Contrairement à l'image véhiculée par Hollywood, les cowboys, les hors-la-loi et les pionniers du vieil Ouest ne portaient pas tous de grands chapeaux à larges bords. Avant l'apparition du Stetson en 1865, les couvre-chefs de la Frontière étaient remarquablement variés, disparates et souvent improvisés. Un homme portait ce qu'il trouvait, ce qu'il pouvait se payer, ou ce qu'il avait emporté dans ses bagages en quittant l'Est — et ce n'était presque jamais un chapeau de cowboy.


Le derby : « le chapeau qui a conquis l'Ouest »

Le journaliste, chroniqueur mondain et historien du rail Lucius Morris Beebe (1902–1966) — figure flamboyante du journalisme américain, ancien chroniqueur du New York Herald Tribune et propriétaire du légendaire Territorial Enterprise de Virginia City, le journal où Mark Twain avait fait ses débuts — fut le premier à démolir le mythe. Le 26 octobre 1957, dans un éditorial intitulé The Hat That Won the West publié dans le Deseret News de Salt Lake City, Beebe — alors encore à la tête du Territorial Enterprise au Nevada — examina des milliers de photographies d'époque et parvint à une conclusion qui fit l'effet d'une bombe : le couvre-chef le plus répandu dans l'Ouest américain n'était pas le Stetson, mais le derby — le melon anglais. Il écrivit que « le chapeau authentique du vieil Ouest était le derby en fonte, le bowler d'Old Bond Street et le chapeau melon de l'usage français ». Beebe ajoutait que l'image du chapeau de cowboy omniprésent était en grande partie une invention du peintre Frederic Remington, et citait parmi les porteurs notoires de derby le joueur et homme de loi Bat Masterson, le braqueur de diligences Charles E. « Black Bart » Boles, et le détective en chef de Wells Fargo, James B. Hume.

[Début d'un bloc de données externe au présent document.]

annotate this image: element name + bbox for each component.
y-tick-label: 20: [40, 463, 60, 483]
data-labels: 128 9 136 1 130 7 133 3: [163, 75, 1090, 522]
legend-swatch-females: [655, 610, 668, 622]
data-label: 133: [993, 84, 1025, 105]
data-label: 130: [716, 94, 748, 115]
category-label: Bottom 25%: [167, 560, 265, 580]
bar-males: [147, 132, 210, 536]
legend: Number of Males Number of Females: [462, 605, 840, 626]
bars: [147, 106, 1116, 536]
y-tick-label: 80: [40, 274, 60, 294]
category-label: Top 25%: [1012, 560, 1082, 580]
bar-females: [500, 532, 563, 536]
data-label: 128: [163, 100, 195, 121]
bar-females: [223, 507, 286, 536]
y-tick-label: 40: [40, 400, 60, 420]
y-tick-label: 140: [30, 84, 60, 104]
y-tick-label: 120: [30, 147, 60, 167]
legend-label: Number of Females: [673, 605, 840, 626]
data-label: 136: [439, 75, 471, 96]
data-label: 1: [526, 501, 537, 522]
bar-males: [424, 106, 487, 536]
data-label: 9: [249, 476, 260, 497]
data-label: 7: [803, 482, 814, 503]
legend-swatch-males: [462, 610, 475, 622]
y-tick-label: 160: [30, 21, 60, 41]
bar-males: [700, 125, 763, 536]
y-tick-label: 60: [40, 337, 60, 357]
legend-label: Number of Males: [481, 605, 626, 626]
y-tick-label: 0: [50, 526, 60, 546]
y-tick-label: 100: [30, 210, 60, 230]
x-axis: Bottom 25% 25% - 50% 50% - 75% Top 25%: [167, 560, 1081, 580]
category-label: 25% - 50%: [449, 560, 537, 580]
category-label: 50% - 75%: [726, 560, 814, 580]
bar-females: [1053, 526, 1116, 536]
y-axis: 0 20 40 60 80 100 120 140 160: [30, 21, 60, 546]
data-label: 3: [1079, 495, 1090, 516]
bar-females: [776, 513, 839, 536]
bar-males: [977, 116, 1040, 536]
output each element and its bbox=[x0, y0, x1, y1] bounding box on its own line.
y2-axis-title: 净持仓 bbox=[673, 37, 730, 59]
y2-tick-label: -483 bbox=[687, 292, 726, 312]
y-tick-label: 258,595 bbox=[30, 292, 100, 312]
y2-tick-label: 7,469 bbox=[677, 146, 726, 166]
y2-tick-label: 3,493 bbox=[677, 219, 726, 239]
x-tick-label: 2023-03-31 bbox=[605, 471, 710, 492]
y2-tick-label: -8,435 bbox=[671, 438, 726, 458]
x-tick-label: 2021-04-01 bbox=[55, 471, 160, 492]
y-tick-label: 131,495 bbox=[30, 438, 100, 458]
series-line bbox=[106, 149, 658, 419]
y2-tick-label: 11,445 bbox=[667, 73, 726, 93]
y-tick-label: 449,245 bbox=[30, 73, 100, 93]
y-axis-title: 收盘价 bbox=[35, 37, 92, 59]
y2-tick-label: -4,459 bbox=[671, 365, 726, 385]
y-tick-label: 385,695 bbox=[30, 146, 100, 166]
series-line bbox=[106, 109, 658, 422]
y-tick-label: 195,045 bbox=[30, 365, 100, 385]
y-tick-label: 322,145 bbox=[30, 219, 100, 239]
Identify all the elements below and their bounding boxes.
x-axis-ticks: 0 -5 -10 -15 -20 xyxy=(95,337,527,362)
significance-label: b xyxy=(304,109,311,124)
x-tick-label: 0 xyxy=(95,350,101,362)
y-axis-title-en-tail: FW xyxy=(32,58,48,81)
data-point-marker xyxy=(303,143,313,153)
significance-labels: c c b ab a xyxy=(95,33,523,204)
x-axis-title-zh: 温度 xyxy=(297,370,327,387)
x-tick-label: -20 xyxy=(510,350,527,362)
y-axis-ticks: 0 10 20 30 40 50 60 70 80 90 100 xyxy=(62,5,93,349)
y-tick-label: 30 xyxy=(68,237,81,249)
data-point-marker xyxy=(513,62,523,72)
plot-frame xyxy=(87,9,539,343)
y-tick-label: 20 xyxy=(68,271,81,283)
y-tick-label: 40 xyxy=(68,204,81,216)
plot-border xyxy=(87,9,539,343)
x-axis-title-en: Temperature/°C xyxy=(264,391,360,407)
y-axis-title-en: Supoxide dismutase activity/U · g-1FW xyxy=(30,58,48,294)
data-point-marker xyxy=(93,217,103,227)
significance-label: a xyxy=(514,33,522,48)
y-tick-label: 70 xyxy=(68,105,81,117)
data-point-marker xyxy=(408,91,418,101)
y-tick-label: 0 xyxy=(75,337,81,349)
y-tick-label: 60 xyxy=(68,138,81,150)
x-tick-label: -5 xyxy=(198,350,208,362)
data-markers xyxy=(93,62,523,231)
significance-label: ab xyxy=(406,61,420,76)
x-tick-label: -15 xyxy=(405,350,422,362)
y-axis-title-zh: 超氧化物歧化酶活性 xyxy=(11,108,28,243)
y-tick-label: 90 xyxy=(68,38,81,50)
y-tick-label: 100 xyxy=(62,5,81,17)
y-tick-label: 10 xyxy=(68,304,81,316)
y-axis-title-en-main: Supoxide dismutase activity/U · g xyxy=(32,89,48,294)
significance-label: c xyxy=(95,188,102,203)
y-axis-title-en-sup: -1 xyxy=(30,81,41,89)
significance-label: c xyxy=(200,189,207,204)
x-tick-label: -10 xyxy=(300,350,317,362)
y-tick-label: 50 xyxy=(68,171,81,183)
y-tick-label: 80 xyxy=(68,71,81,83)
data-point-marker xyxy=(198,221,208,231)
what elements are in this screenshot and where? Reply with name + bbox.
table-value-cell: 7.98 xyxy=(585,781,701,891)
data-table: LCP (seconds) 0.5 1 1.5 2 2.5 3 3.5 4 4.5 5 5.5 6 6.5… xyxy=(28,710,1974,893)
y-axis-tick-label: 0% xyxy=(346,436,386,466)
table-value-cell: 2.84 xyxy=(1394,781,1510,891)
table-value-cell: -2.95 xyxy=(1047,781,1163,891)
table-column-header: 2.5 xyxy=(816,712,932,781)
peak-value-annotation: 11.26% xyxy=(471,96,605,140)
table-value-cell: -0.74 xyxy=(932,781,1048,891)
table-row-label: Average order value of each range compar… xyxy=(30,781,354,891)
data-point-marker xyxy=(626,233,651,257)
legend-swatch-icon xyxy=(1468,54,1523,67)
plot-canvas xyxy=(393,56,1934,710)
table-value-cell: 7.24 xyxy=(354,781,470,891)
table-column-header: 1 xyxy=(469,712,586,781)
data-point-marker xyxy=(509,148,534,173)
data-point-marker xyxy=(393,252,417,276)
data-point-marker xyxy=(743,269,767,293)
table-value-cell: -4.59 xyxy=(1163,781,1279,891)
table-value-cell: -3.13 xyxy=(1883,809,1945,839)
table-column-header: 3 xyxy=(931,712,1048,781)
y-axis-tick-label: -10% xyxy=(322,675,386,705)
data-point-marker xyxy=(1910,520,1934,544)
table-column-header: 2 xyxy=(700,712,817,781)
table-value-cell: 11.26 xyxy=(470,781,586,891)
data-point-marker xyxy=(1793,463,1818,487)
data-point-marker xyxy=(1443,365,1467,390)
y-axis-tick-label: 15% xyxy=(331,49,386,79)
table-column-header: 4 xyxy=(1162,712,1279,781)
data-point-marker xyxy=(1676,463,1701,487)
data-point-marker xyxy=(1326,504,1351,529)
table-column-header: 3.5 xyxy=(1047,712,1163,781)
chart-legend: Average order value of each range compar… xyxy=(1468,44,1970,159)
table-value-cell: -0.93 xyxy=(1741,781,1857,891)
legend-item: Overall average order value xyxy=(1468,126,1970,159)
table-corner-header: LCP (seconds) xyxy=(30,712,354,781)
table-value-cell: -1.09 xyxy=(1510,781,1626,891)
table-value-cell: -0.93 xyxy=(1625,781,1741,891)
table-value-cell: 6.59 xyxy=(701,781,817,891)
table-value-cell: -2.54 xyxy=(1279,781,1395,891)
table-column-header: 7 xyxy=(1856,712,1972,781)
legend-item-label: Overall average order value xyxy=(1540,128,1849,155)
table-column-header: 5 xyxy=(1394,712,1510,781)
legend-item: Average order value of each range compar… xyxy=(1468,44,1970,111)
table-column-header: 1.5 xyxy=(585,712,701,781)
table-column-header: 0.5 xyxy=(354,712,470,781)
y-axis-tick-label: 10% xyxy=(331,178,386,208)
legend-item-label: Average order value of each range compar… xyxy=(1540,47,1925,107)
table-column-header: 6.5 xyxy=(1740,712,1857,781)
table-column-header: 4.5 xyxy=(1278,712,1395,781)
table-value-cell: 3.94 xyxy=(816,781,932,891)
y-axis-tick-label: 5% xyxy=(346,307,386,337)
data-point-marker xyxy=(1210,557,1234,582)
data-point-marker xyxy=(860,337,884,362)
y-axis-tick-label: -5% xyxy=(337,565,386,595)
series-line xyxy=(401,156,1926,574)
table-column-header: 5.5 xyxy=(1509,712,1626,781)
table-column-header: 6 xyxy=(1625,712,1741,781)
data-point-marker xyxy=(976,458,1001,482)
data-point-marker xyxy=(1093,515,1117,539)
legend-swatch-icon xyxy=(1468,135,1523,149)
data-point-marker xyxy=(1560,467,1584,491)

L'ironie est savoureuse : ce chapeau rond, rigide et bas de couronne, associé dans l'imaginaire européen aux banquiers de la City de Londres et aux gentlemen en costume trois pièces, était en réalité le favori des cowboys, des joueurs professionnels, des hommes de loi et des hors-la-loi de la Frontière américaine. Comment expliquer ce paradoxe ? Pour le comprendre, il faut remonter aux origines mêmes du derby.


Les origines londoniennes du derby

Le derby — ou bowler hat en anglais — fut créé en 1849 par les chapeliers londoniens Thomas et William Bowler, sur commande de la maison Lock & Co. de St James's Street, la plus ancienne chapellerie du monde encore en activité. Le commanditaire était Edward Coke, frère cadet du 2e comte de Leicester, qui cherchait un couvre-chef capable de protéger les gardes-chasse (gamekeepers) du domaine familial de Holkham Hall, dans le Norfolk. Les gardes-chasse portaient jusqu'alors des hauts-de-forme, qui se faisaient constamment arracher par les branches basses lorsqu'ils patrouillaient à cheval. Coke voulait un chapeau bas, ajusté, renforcé en feutre durci — un chapeau qui résiste aux chocs. Lorsqu'il vint chercher le prototype chez Lock & Co. le 17 décembre 1849, il le posa au sol et le piétina vigoureusement pour tester sa solidité. Satisfait, il paya 12 shillings.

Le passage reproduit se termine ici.